New Zealand's women's sevens team experienced a rare slump last season, but are clicking again under their new coach.

Former assistant coach Allan Bunting took over the side last November after Sean Horan, who led the team to three straight Women's World Rugby Sevens series titles, stepped down following a season where the title and the Rio Games gold medals both headed to archrivals Australia.

And the Black Ferns are quickly back to their familiar place atop the standings, winning three of the four events this season.

Star wing Portia Woodman -- the all-time top try scorer in the series -- was quick to praise Bunting.

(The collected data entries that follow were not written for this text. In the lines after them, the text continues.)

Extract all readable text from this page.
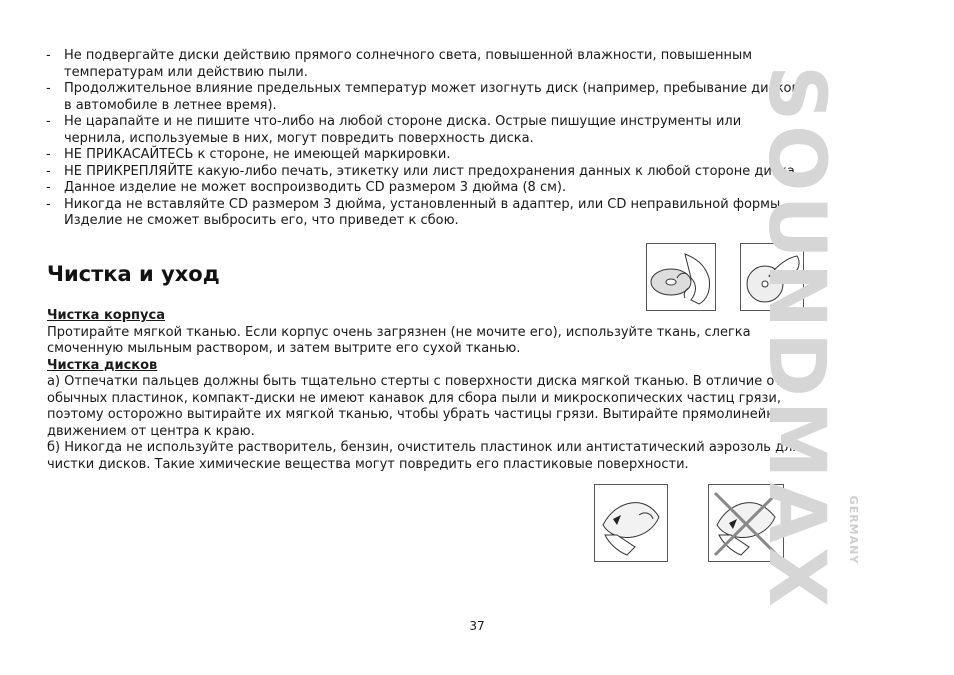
- Не подвергайте диски действию прямого солнечного света, повышенной влажности, повышенным температурам или действию пыли.
- Продолжительное влияние предельных температур может изогнуть диск (например, пребывание дисков в автомобиле в летнее время).
- Не царапайте и не пишите что-либо на любой стороне диска. Острые пишущие инструменты или чернила, используемые в них, могут повредить поверхность диска.
- НЕ ПРИКАСАЙТЕСЬ к стороне, не имеющей маркировки.
- НЕ ПРИКРЕПЛЯЙТЕ какую-либо печать, этикетку или лист предохранения данных к любой стороне диска.
- Данное изделие не может воспроизводить CD размером 3 дюйма (8 см).
- Никогда не вставляйте CD размером 3 дюйма, установленный в адаптер, или CD неправильной формы. Изделие не сможет выбросить его, что приведет к сбою.
Чистка и уход
Чистка корпуса

Протирайте мягкой тканью. Если корпус очень загрязнен (не мочите его), используйте ткань, слегка смоченную мыльным раствором, и затем вытрите его сухой тканью.

Чистка дисков

а) Отпечатки пальцев должны быть тщательно стерты с поверхности диска мягкой тканью. В отличие от обычных пластинок, компакт-диски не имеют канавок для сбора пыли и микроскопических частиц грязи, поэтому осторожно вытирайте их мягкой тканью, чтобы убрать частицы грязи. Вытирайте прямолинейным движением от центра к краю.

б) Никогда не используйте растворитель, бензин, очиститель пластинок или антистатический аэрозоль для чистки дисков. Такие химические вещества могут повредить его пластиковые поверхности. SOUNDMAX GERMANY
37
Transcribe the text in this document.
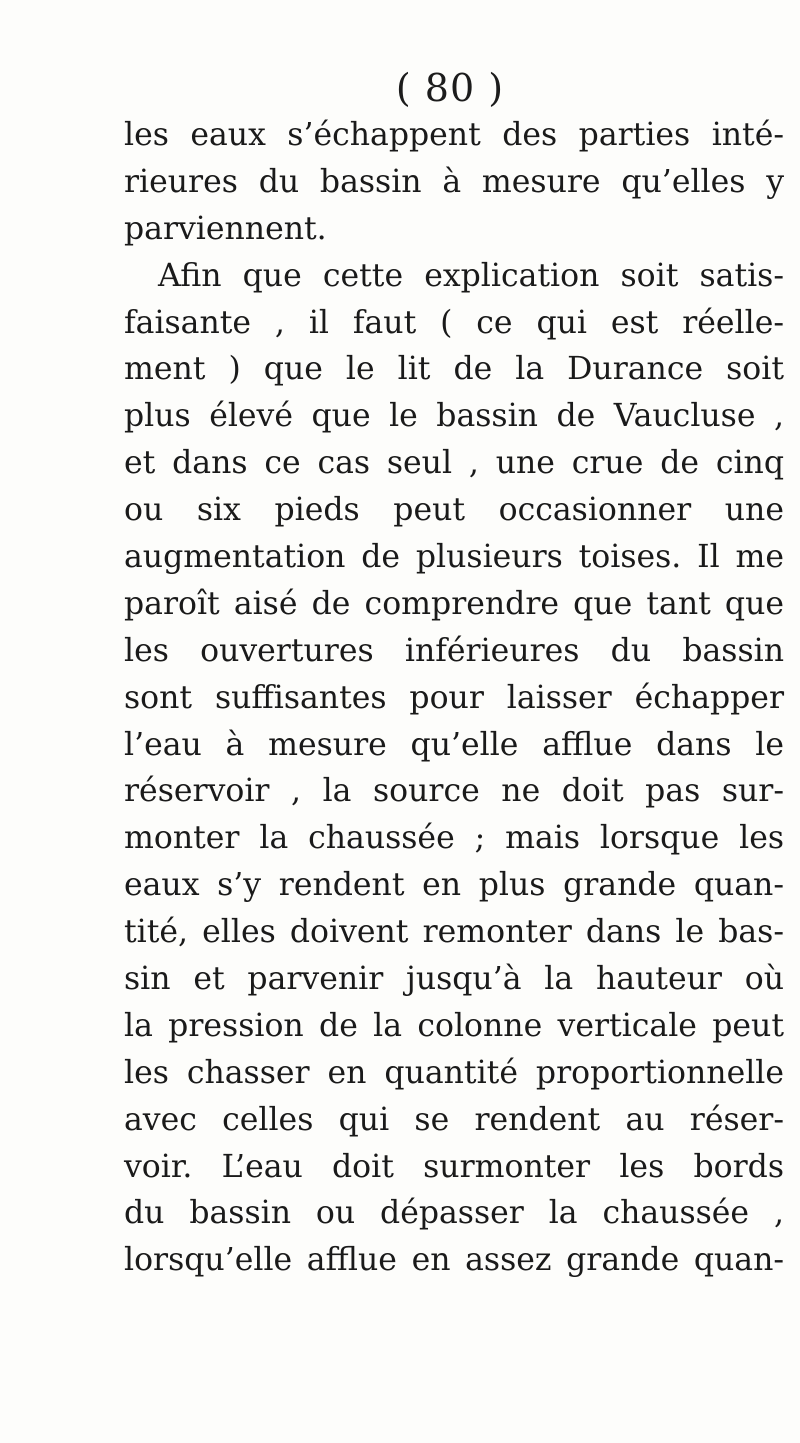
( 80 )
les eaux s’échappent des parties inté-
rieures du bassin à mesure qu’elles y
parviennent.
Afin que cette explication soit satis-
faisante , il faut ( ce qui est réelle-
ment ) que le lit de la Durance soit
plus élevé que le bassin de Vaucluse ,
et dans ce cas seul , une crue de cinq
ou six pieds peut occasionner une
augmentation de plusieurs toises. Il me
paroît aisé de comprendre que tant que
les ouvertures inférieures du bassin
sont suffisantes pour laisser échapper
l’eau à mesure qu’elle afflue dans le
réservoir , la source ne doit pas sur-
monter la chaussée ; mais lorsque les
eaux s’y rendent en plus grande quan-
tité, elles doivent remonter dans le bas-
sin et parvenir jusqu’à la hauteur où
la pression de la colonne verticale peut
les chasser en quantité proportionnelle
avec celles qui se rendent au réser-
voir. L’eau doit surmonter les bords
du bassin ou dépasser la chaussée ,
lorsqu’elle afflue en assez grande quan-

"He's kind of allowed us to play our own game...he pretty much allowed us to coach ourselves, he leaves it up to players to take control," she told Kyodo News over the weekend when the New Zealanders won the Kitakyushu Sevens, the first time a leg of the series had been held in Japan.

"In the past we were quite structured...the structure worked for the first four years," she added. "But sports are beyond that too. We've been able to adapt and change the way we play, and (he made us feel) there's no mistake in the decisions we make -- whether it works or not."

The 2015-16 season saw New Zealand end the campaign without a single title in the series before the misery was compounded by a 24-17 Olympic final defeat in Brazil. But they exacted revenge over their neighbors at the earliest opportunity, winning 17-5 in Dubai in December in this series' first final.

Another title in Las Vegas followed in early March and the coach himself is feeling the team is heading in the right direction.

"The players are really enjoying the style of rugby that we're playing, and that's really important," said Bunting, who spent three years playing with Tokyo Gas in the second tier of Japan's corporate rugby set-up through 2009. "We've changed our style a bit, we're using space pretty well."

"We now have a player-leading environment. Players lead lots of the stuff on and off the field so now the leaders are growing really well. On the field they don't have coaches, they just have players so we want them making their own decisions under pressure. They're starting to do it really well."

Bunting's side won all three pool stage games in Kitakyushu including a last-minute 19-14 turnaround against France -- where their sustained period of pressure left the Europeans out of gas in the closing stages.

They brushed aside England and Fiji before they found themselves on the brink of defeat against Canada in the final. But they sent out another message that they do not go down easily by scoring two late tries -- the first by Woodman who ran almost the full length of the pitch.

"I didn't think I was able to (get there) because I saw three players coming. I thought I was going to get tackled, but I saw (the last player) slow down so I just kept going," Woodman said with a smile.

If her try was pure class, the second epitomized what the team has been working on -- interchanges on the left created a huge hole for Michaela Blyde to exploit on the opposite side, much to the delight of the coach.

"Through the tournament, we didn't play the spaces as well as we wanted to and that's why we struggled a bit. But in the final when we got the ball, I think we did. You see the last try, space to space," said Bunting.

"We've got a new management, a new group of girls and we're just starting afresh," said Woodman. "The girls just want to play as much as they can, have fun playing, and they have the opportunity to do whatever they want. The rest of us will be there to support them, we'll back them up."

"We've learned from the last few years and from the Olympics, and we know we don't want to feel like that again so we are just working to get better."